Que peut comprendre et penser un non spécialiste de l'actuel débat sur l’obligation vaccinale ? C’est troublant, très troublant, cette lecture régulière des tribunes, avis, oppositions acharnées sur l’obligation vaccinale, émis par des personnalités parées de titres et de responsabilités éminentes, dans un journal se consacrant à la médecine et à ceux qui l’exercent. Et pour moi qui ne suis ni médecin (mais hospitalier), ni scientifique mais pense que la médecine est une science, certes inexacte et imparfaite mais une science quand même, qui avance et progresse par l’expérience et par les preuves, de lire des argumentations qui ont (presque !) toutes leur valeur ou leur intérêt et les voir déboucher sur des positions radicalement différentes sur un sujet finalement simple : faut-il en passer par l’obligation pour atteindre un objectif nécessaire de santé publique sur lequel par ailleurs chacun semble s’entendre ?

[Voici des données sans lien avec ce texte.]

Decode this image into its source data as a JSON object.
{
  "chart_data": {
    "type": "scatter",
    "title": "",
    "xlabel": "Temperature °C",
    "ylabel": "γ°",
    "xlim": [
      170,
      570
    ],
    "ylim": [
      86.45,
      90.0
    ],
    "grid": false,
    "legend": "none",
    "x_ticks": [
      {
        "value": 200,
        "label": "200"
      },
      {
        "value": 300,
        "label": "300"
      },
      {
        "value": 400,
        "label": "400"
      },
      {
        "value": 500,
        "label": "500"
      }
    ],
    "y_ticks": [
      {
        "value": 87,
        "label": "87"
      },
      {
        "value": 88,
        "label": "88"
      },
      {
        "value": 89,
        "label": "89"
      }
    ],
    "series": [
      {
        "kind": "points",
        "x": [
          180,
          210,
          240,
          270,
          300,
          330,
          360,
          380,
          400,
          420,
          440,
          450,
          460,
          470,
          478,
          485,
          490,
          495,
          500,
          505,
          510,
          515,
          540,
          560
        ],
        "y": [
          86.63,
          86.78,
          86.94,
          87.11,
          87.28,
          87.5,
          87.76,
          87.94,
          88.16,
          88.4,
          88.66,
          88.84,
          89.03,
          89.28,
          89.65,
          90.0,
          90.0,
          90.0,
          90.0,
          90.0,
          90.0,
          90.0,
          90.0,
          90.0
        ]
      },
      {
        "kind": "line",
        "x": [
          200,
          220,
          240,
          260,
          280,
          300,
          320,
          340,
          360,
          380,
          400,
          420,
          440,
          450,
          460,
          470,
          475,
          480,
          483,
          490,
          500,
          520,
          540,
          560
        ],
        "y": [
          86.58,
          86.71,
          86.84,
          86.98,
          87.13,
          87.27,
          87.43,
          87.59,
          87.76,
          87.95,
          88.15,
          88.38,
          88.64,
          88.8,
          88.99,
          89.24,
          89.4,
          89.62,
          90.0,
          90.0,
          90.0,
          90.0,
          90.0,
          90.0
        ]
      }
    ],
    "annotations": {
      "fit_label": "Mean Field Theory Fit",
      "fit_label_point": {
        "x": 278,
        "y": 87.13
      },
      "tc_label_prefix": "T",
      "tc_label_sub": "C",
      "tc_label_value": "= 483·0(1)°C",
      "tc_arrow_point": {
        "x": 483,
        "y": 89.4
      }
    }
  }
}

Si je suis sensible à l’argument de la recherche constante d’autonomie du patient et son rôle décisif dans les décisions concernant sa propre santé, j’ai compris que la vaccination n’était finalement pas un sujet individuel mais collectif. Si je conçois que les décisions en matière de soins aux enfants ne puissent se prendre sans leurs parents, qu’en est-il de la vaccination et des conséquences qu’elle engage ? J’ai eu 3 enfants et j’espère avoir pris pour eux les meilleures décisions. De là à dire que j’ai su chaque fois quoi faire sans interrogation ni inquiétude et que chacune d’entre elles n’a eu que les effets prévisibles et espérés sur leur vie actuelle et future serait présomptueux.
J’ai compris que la couverture vaccinale n’était certes pas si loin des 95 % recherchés pour son efficacité maximale mais qu’on l’atteignait trop tard (en termes d'âge des enfants) pour certaines des maladies visées pour vraiment obtenir la protection attendue. Si notre système de santé souffre de bien d'autres maux, la solidarité auxquels nos concitoyens sont attachés est perçue comme un ensemble de droits collectifs, moins souvent comme une responsabilité collective.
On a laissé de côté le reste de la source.